Genotype | Cell type | n | IPSC frequency (Hz) | IPSC amplitude (pA) | THIP-induced Itonic (pA) |
---|---|---|---|---|---|
WT | Pyramidal | 8 | 18.8 ± 3.3 | 34.8 ± 2.9 | 19.8 ± 3.7 |
Perisomatic-targeting interneuron | 3 | 32.5 ± 6.5 | 40.2 ± 7.6 | 13.9 ± 6.2 | |
Dendritic-targeting interneuron | 4 | 12.9 ± 8.6 | 31.2 ± 3.4 | 23.0 ± 9.4 | |
Non-pyramidal projection neuron | 2 | 14.3 ± 2.4 | 53.4 ± 4.7 | 27.4 ± 15.1 | |
δ KO | Pyramidal | 5 | 17.2 ± 1.8 | 42.7 ± 2.6 | 25.8 ± 5.9 |
Perisomatic-targeting interneuron | 3 | 18.2 ± 3.8 | 40.5 ± 3.6 | 8.3 ± 2.4 | |
Dendritic-targeting interneuron | 4 | 10.0 ± 1.7 | 37.1 ± 3.7 | 12.7 ± 4.5 | |
Non-pyramidal projection neuron | 3 | 8.6 ± 0.5 | 38.4 ± 6.7 | 2.8 ± 5.7 |
NMDAR-mediated excitation of Gabrd−/− CA3 interneurons
If NMDAR-dependent high-frequency CCh-induced oscillations in Gabrd−/− mice result from interneuronal disinhibition, then δ-GABAAR-mediated tonic inhibition may normally act to curb the activation of NMDAR on interneurons. As the expression of δ-GABAAR-mediated currents appeared variable across interneurons (see Fig. 2), and NMDAR-mediated currents are washed out readily in hippocampal interneurons during whole-cell recordings34, we tested for NMDA-evoked increases in sIPSCs onto CA3 pyramidal neurons in wildtype and Gabrd−/− mice (Fig. 3a). These experiments were performed in 20 μM DNQX to block AMPA/kainate receptor-mediated transmission. The bath application of 5 μM NMDA increased the mean phasic GABAergic current onto pyramidal neurons (p = 0.001), with a significantly larger increase in Gabrd−/− mice compared to wildtypes (WT: 10.8 ± 2.2 vs WT + NMDA: 17.5 ± 3.0 pA; Gabrd−/−: 15.2 ± 3.2 vs Gabrd−/− + NMDA: 37.1 ± 8.6 pA; n = 10 for each genotype, p = 0.044, two-way repeated measures ANOVA followed by unpaired t-test; Fig. 3b). This difference in mean phasic current was due predominantly to a greater increase in mean sIPSC amplitude (p = 0.022 cf. WT), rather than differences in the sIPSC frequency (p = 0.67; two-way repeated measures ANOVA; data not shown). To explore the subtype of NMDAR mediating these effects, experiments were repeated in the presence of 1 μM PPDA, a drug reported to preferentially antagonize NR2D-subunit containing NMDAR35. While the precise molecular composition of NMDAR on cortical GABAergic interneurons has yet to be elucidated, the possible role NR2D-subunit containing NMDAR was tested as hippocampal GABAergic interneurons show rich expression of this subunit relative to pyramidal neurons36,37. Indeed, 1 μM PPDA was found to completely inhibit the NMDA-evoked increases in the mean phasic GABAergic current in Gabrd−/− mice (p = 0.53, n = 7; paired t-test; Fig. 3c).

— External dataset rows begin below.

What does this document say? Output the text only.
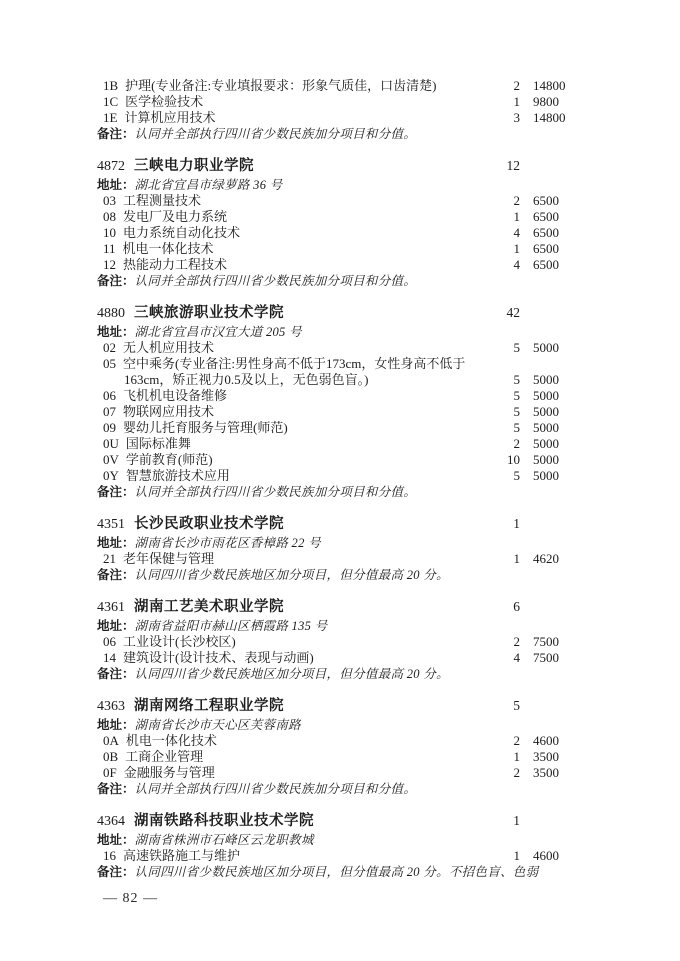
1B 护理(专业备注:专业填报要求：形象气质佳，口齿清楚)	2	14800
1C 医学检验技术	1	9800
1E 计算机应用技术	3	14800
备注：认同并全部执行四川省少数民族加分项目和分值。
4872 三峡电力职业学院	12
地址：湖北省宜昌市绿萝路 36 号
03 工程测量技术	2	6500
08 发电厂及电力系统	1	6500
10 电力系统自动化技术	4	6500
11 机电一体化技术	1	6500
12 热能动力工程技术	4	6500
备注：认同并全部执行四川省少数民族加分项目和分值。
4880 三峡旅游职业技术学院	42
地址：湖北省宜昌市汉宜大道 205 号
02 无人机应用技术	5	5000
05 空中乘务(专业备注:男性身高不低于173cm，女性身高不低于163cm，矫正视力0.5及以上，无色弱色盲。)	5	5000
06 飞机机电设备维修	5	5000
07 物联网应用技术	5	5000
09 婴幼儿托育服务与管理(师范)	5	5000
0U 国际标准舞	2	5000
0V 学前教育(师范)	10	5000
0Y 智慧旅游技术应用	5	5000
备注：认同并全部执行四川省少数民族加分项目和分值。
4351 长沙民政职业技术学院	1
地址：湖南省长沙市雨花区香樟路 22 号
21 老年保健与管理	1	4620
备注：认同四川省少数民族地区加分项目，但分值最高 20 分。
4361 湖南工艺美术职业学院	6
地址：湖南省益阳市赫山区栖霞路 135 号
06 工业设计(长沙校区)	2	7500
14 建筑设计(设计技术、表现与动画)	4	7500
备注：认同四川省少数民族地区加分项目，但分值最高 20 分。
4363 湖南网络工程职业学院	5
地址：湖南省长沙市天心区芙蓉南路
0A 机电一体化技术	2	4600
0B 工商企业管理	1	3500
0F 金融服务与管理	2	3500
备注：认同并全部执行四川省少数民族加分项目和分值。
4364 湖南铁路科技职业技术学院	1
地址：湖南省株洲市石峰区云龙职教城
16 高速铁路施工与维护	1	4600
备注：认同四川省少数民族地区加分项目，但分值最高 20 分。不招色盲、色弱
— 82 —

The application of 5 μM NMDA also induced a change in the holding current (Ihold) in pyramidal neurons (p < 0.001), which was not different between wildtype and Gabrd−/− mice (p = 0.32; two-way repeated measures ANOVA), but was not observed in the presence of 1 μM PPDA (p = 0.78; paired t-test; data not shown). The change in Ihold correlated significantly with change in sIPSC frequency (r = 0.67, n = 27, p < 0.001; linear correlation), but not the change in the mean phasic current or mean sIPSC amplitude (r = 0.05 and 0.01, p = 0.59 and 0.49, respectively; data not shown) and could reflect an NMDA-evoked increase in tonic inhibition. To confirm that the observed NMDAR-mediated effects were specific for interneurons, the experiments were first repeated in 20 μM gabazine to block GABAAR. Unfortunately, under these conditions bath application of NMDA led to epileptiform bursts or runaway increases in Ihold, probably due to the strong recurrent excitatory connectivity between CA3 pyramidal cells. To overcome this problem, 5 μM ketamine was also included in the bath solution to block NMDAR, and this voltage-dependent block was relieved selectively in the recorded pyramidal neuron by holding it at +40 mV (drug cocktail: 20 μM DNQX, 20 μM gabazine, 5 μM ketamine; Cs-methylsulphonate based internal solution; Fig. 3d)38. The NMDA-evoked currents recorded in CA3 pyramidal neurons with this procedure, in Gabrd−/− mice, were not sensitive to 1 μM PPDA (control: 130 ± 22 vs PPDA: 144 ± 26 pA; n = 7 for each condition, p = 0.68; unpaired t-test; Fig. 3e). These data are consistent with CA3 GABAergic interneurons in Gabrd−/− mice being selectively more sensitive to NMDAR-mediated excitation via PPDA-sensitive receptors.
To explore whether the activation of PPDA-sensitive NMDAR could account for the generation of high-frequency γ oscillations, we tested the NMDAR pharmacology of cholinergically-induced fast γ oscillations recorded in adult wildtype slices in modified aCSF. Indeed, 1 μM PPDA reduced the frequency of γ oscillations under these conditions of enhanced endogenous NMDAR activation (Supplementary Figs. 1 and 2).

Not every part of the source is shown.